Imidacloprid is a common pesticide that has been used and studied extensively for decades. This EPA document provides a relative recent overview of the available evidence. Research in dogs and cats has shown extremely low risk, and this product has been used extensively for many years without any consistent or reliable evidence of the kinds of extreme harm depicted in this article. As always, some adverse effects from excessive or inappropriate use or in unusually susceptible individuals can occur, but overall there is nothing in the evidence concerning imidacloprid to justify the level of anxiety directed at Seresto in this piece.

The other ingredient, flumethrin, is a synthetic pyrethroid pesticide, a class that has also been studied and used extensively for a long time in dogs. Cats are especially sensitive to this class of agents, and they are not typically recommended for this species, but dogs are much less likely to experience adverse effects when pyrethroids are used properly. Those cases of harm that do occur are typically associated with improper dosing. Studies of flumethrin in dogshave found limited evidence of toxicity at doses well above recommended use for parasite prevention.

More importantly,  there is published research evidence investigating the use of the combination of these ingredients in the Seresto collar. These have shown some adverse effects, but nothing even approaching the kind of common and devastating effects suggested by this article:

Stanneck 2012

In cats, a total of 28 events were suspected to be related to study medication… 23 in the [Seresto] (9.0%) and 5 in the control group (5.6%) [using a different parasite collar]. This difference was not statistically significant (p > 0.4; Fisher’s exact test). [These events were] were generally mild dermal reactions (alopecia, pruritus, mild contact dermatitis).

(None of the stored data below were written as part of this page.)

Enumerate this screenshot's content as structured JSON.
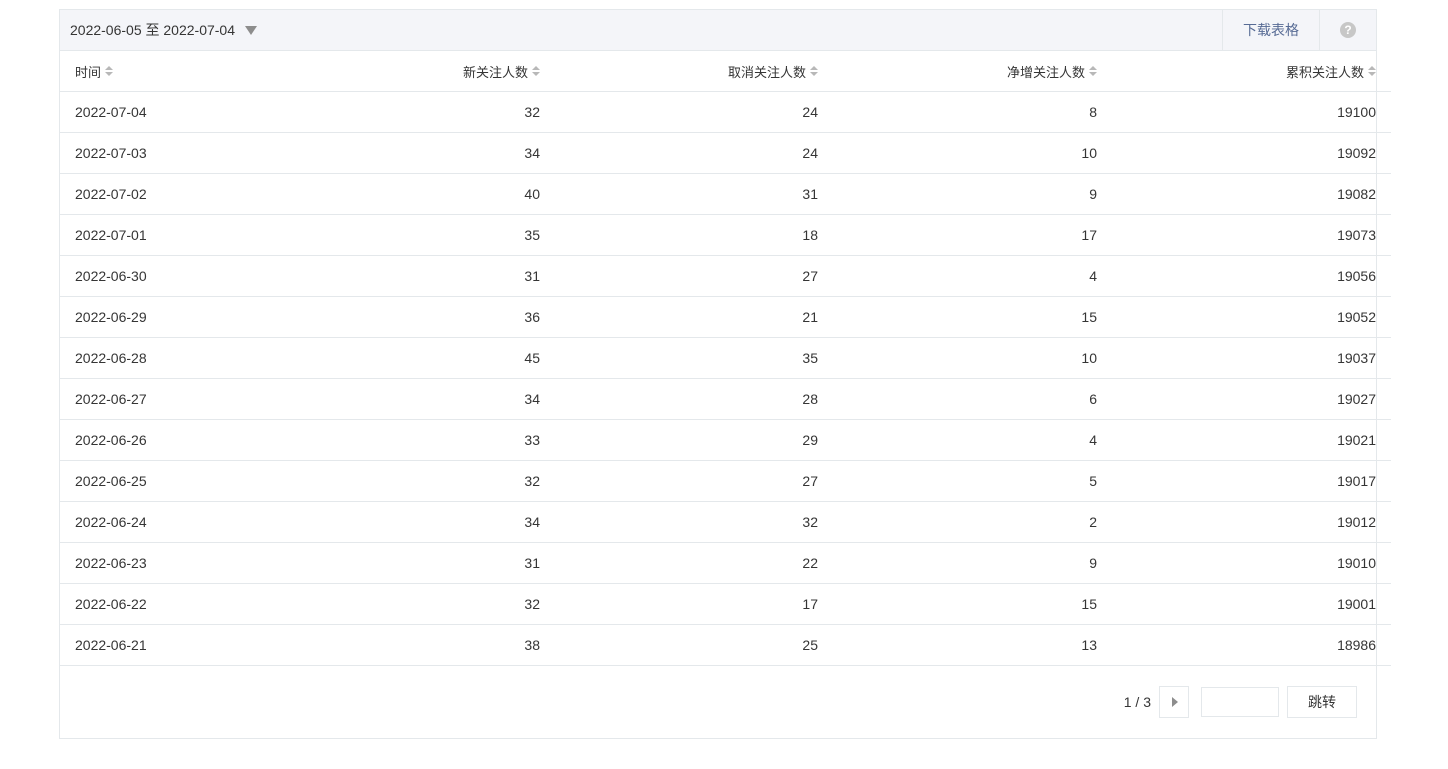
{
  "toolbar": {
    "date_range": "2022-06-05 至 2022-07-04",
    "download_label": "下载表格",
    "help_label": "?"
  },
  "table": {
    "columns": [
      "时间",
      "新关注人数",
      "取消关注人数",
      "净增关注人数",
      "累积关注人数"
    ],
    "rows": [
      [
        "2022-07-04",
        "32",
        "24",
        "8",
        "19100"
      ],
      [
        "2022-07-03",
        "34",
        "24",
        "10",
        "19092"
      ],
      [
        "2022-07-02",
        "40",
        "31",
        "9",
        "19082"
      ],
      [
        "2022-07-01",
        "35",
        "18",
        "17",
        "19073"
      ],
      [
        "2022-06-30",
        "31",
        "27",
        "4",
        "19056"
      ],
      [
        "2022-06-29",
        "36",
        "21",
        "15",
        "19052"
      ],
      [
        "2022-06-28",
        "45",
        "35",
        "10",
        "19037"
      ],
      [
        "2022-06-27",
        "34",
        "28",
        "6",
        "19027"
      ],
      [
        "2022-06-26",
        "33",
        "29",
        "4",
        "19021"
      ],
      [
        "2022-06-25",
        "32",
        "27",
        "5",
        "19017"
      ],
      [
        "2022-06-24",
        "34",
        "32",
        "2",
        "19012"
      ],
      [
        "2022-06-23",
        "31",
        "22",
        "9",
        "19010"
      ],
      [
        "2022-06-22",
        "32",
        "17",
        "15",
        "19001"
      ],
      [
        "2022-06-21",
        "38",
        "25",
        "13",
        "18986"
      ]
    ]
  },
  "pager": {
    "page_info": "1 / 3",
    "input_value": "",
    "jump_label": "跳转"
  },
  "colors": {
    "link": "#576b95",
    "border": "#e4e8eb",
    "toolbar_bg": "#f4f5f9"
  }
}
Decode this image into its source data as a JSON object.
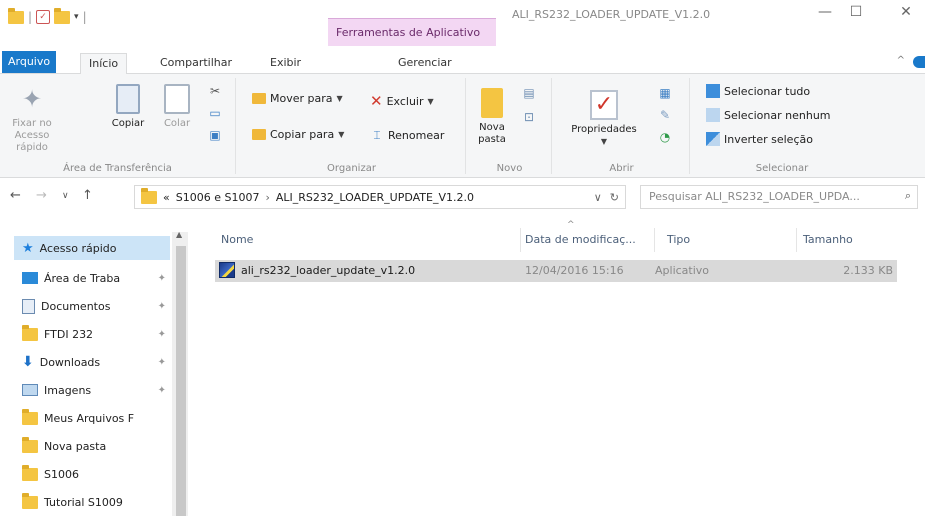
{
  "window": {
    "title": "ALI_RS232_LOADER_UPDATE_V1.2.0",
    "context_tab": "Ferramentas de Aplicativo"
  },
  "tabs": {
    "file": "Arquivo",
    "home": "Início",
    "share": "Compartilhar",
    "view": "Exibir",
    "manage": "Gerenciar"
  },
  "ribbon": {
    "clipboard": {
      "pin_label": "Fixar no Acesso rápido",
      "copy_label": "Copiar",
      "paste_label": "Colar",
      "group_label": "Área de Transferência"
    },
    "organize": {
      "move_to": "Mover para",
      "copy_to": "Copiar para",
      "delete": "Excluir",
      "rename": "Renomear",
      "group_label": "Organizar"
    },
    "new": {
      "new_folder": "Nova pasta",
      "group_label": "Novo"
    },
    "open": {
      "properties": "Propriedades",
      "group_label": "Abrir"
    },
    "select": {
      "select_all": "Selecionar tudo",
      "select_none": "Selecionar nenhum",
      "invert": "Inverter seleção",
      "group_label": "Selecionar"
    }
  },
  "address": {
    "overflow": "«",
    "segments": [
      "S1006 e S1007",
      "ALI_RS232_LOADER_UPDATE_V1.2.0"
    ],
    "search_placeholder": "Pesquisar ALI_RS232_LOADER_UPDA..."
  },
  "navpane": {
    "items": [
      {
        "label": "Acesso rápido",
        "icon": "star-icon"
      },
      {
        "label": "Área de Traba",
        "icon": "desktop-icon"
      },
      {
        "label": "Documentos",
        "icon": "documents-icon"
      },
      {
        "label": "FTDI 232",
        "icon": "folder-icon"
      },
      {
        "label": "Downloads",
        "icon": "download-icon"
      },
      {
        "label": "Imagens",
        "icon": "pictures-icon"
      },
      {
        "label": "Meus Arquivos F",
        "icon": "folder-icon"
      },
      {
        "label": "Nova pasta",
        "icon": "folder-icon"
      },
      {
        "label": "S1006",
        "icon": "folder-icon"
      },
      {
        "label": "Tutorial S1009",
        "icon": "folder-icon"
      }
    ]
  },
  "filelist": {
    "columns": [
      "Nome",
      "Data de modificaç...",
      "Tipo",
      "Tamanho"
    ],
    "rows": [
      {
        "name": "ali_rs232_loader_update_v1.2.0",
        "date": "12/04/2016 15:16",
        "type": "Aplicativo",
        "size": "2.133 KB"
      }
    ]
  },
  "colors": {
    "accent": "#1979ca",
    "context_tab": "#f3d7f3",
    "selection": "#cce4f7",
    "row_selected": "#d9d9d9"
  }
}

In dogs, in the [Seresto] group 3 events (alopecia, hair coloration, dermatitis) and in the [control] group 4 events (alopecia, flea infestation, pruritus, aggressive behaviour towards a collar wearing animal) were scored as being related to the study medication. The difference between the two groups was not statistically significant (P > 0.16; Fisher’s exact test)

Krudewagen 2015

Small Non-Controlled Clinical Safety Study
No clinically relevant adverse event related to der- mal or systemic safety occurred and no abnormalities concerning general health were noticed during the course of the study. 

Controlled safety studies – Seresto®/ Advocate®
All dogs tolerated the treatment well. Two out of 51 treated dogs showed transient skin alterations in the region of collar application, namely a crusty spot (approx. 1 cm diameter) on one day, respectively a moderate erythema of small (< 1 cm) to medium size (1 – 4cm) for about two days. Further findings in the treated group that were considered unlikely to be treatment related were conjunctivitis and a congested nasolacrimal duct in one dog, and a hot spot in the tail region of the same dog that showed erythema in the collar region. In the control group one dog also showed wounds and crusts in the neck region. No further clinical signs were present. 

Blood hematology and clinical chemistry 
No clinically relevant changes were detected for any parameter in the dog or cat study.

There are neither dermal nor systemic safety issues with the particular combination of the three actives imidacloprid, flumethrin and moxidectin in adult cats and dogs…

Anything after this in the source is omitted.